Steve Phillips, also at the Center for American Progress, argues that “no further wooing of swing voters” is needed. He has focused on how the United States has changed demographically since Trump’s election in 2016, including looking at how it has grown more diverse.

Those changes, he says, mean that, “if 2020 were an exact replay of 2016 with all racial groups voting in the exact same way in terms of turnout and partisan preference,” Democrats would “win the popular vote by three points, take back Michigan, Pennsylvania, and Wisconsin, and carry the Electoral College 279-259.” In his view, “no further wooing of swing voters needed.”

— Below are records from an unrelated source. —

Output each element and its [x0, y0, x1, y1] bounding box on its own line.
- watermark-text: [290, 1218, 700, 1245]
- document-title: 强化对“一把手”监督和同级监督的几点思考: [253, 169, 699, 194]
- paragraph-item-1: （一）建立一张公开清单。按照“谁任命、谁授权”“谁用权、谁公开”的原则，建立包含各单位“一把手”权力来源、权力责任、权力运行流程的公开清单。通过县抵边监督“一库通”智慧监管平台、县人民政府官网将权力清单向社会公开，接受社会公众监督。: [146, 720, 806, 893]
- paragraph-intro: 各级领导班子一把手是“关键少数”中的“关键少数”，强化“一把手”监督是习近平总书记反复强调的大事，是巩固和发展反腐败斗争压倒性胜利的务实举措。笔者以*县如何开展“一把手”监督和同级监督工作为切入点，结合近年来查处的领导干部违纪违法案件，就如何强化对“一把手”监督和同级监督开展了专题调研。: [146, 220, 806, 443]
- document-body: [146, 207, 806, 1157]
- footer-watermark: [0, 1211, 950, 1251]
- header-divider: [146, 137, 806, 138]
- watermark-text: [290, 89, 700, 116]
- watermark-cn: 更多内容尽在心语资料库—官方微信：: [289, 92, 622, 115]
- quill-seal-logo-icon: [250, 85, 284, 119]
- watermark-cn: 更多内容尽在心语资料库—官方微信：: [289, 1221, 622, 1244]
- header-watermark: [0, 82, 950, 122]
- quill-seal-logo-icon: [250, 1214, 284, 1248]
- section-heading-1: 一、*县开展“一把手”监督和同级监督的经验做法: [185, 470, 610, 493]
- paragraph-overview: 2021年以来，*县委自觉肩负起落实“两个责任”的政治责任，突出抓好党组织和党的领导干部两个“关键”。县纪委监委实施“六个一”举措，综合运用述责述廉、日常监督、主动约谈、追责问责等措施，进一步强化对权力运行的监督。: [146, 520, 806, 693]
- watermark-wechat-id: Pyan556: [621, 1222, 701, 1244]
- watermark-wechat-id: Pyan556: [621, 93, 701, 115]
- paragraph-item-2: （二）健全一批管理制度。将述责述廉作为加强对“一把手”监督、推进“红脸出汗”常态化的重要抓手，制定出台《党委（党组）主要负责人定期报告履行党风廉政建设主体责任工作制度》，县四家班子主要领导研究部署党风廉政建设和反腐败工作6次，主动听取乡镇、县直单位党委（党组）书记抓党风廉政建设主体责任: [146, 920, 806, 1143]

So we end up where we started.

When it comes to politics, there really is no dispassionate science. The pundits are like all the rest of us: They don’t know what’s going to happen. What makes them different is that they act as if they do.

Jon Wiener is professor of history emeritus at UC Irvine and a contributing editor at The Nation. His forthcoming book, with Mike Davis, is “Set the Night on Fire: L.A. in the Sixties.”